Sometimes we find very edible food that are still in seals and very usable. You can tell by looking at it if it looks good or not and when you take it home you can look at it more and if it’s edible we’ll eat it. It’s OK.

It’s 2015, and we have people eating out of the garbage.

“Sometimes we find very edible food that are still in seals and very usable,” Noel Kaludjak of Rankin Inlet explained to the CBC late last year. “You can tell by looking at it if it looks good or not and when you take it home you can look at it more and if it’s edible we’ll eat it.
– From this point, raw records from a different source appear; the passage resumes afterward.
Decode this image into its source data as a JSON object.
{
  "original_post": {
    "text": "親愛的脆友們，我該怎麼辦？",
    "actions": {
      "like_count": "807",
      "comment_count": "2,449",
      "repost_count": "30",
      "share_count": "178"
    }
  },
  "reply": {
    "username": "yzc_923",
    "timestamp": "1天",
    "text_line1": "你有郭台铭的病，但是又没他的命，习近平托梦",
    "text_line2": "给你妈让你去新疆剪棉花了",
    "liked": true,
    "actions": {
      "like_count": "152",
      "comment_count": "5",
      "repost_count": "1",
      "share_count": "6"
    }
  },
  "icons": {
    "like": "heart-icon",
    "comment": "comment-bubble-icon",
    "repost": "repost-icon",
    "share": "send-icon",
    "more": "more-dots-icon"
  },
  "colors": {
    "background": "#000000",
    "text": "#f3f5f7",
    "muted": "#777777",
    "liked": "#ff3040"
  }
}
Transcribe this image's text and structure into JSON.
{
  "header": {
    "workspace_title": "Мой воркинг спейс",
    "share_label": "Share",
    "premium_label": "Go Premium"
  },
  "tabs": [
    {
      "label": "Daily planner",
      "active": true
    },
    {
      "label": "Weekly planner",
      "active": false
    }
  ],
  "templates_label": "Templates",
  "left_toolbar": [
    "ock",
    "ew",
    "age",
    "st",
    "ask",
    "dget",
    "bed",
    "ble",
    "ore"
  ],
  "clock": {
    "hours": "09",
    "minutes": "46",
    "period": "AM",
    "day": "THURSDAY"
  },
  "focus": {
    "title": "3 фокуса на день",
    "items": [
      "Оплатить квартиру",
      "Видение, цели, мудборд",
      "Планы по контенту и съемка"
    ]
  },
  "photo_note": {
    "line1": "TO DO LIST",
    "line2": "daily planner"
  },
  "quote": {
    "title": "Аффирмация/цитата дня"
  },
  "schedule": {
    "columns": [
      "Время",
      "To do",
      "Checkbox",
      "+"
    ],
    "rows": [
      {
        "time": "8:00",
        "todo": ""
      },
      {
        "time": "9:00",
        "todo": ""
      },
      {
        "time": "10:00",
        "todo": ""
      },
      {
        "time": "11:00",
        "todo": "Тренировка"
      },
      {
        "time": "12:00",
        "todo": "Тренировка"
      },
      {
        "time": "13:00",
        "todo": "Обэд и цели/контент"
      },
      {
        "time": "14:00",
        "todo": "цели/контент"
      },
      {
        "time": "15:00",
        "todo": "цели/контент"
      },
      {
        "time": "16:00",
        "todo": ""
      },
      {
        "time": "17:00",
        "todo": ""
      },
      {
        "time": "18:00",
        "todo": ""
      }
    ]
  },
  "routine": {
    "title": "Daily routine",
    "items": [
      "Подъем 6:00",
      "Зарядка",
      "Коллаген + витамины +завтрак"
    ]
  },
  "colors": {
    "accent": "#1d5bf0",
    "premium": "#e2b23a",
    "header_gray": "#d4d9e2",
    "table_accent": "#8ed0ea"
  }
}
It’s OK.”

The CBC interviewed Kaludjak after a documentary by the Aboriginal Peoples Television Network called “Wasting Away” showed people in Rankin Inlet scrounging for food at the local dump, and noted the extremely high food prices in Nunavut.

“I’ve never seen that and I was shocked to see it,” said Nunavut MP Leona Aglukkaq. “I immediately phoned the hamlet of Rankin Inlet to get to the bottom of the issue as I was not aware.”

That Aglukkaq is not aware of these issues is surprising. This, after all, is the same person who as Federal Health Minister slammed a report from United Nations’ special rapporteur Olivier De Schutter that claimed 800,000 Canadians don’t have access to nutritious food. De Schutter said Canada should have a national food strategy and outlined steps to accomplish a plan that would provide food security to those who don’t have it.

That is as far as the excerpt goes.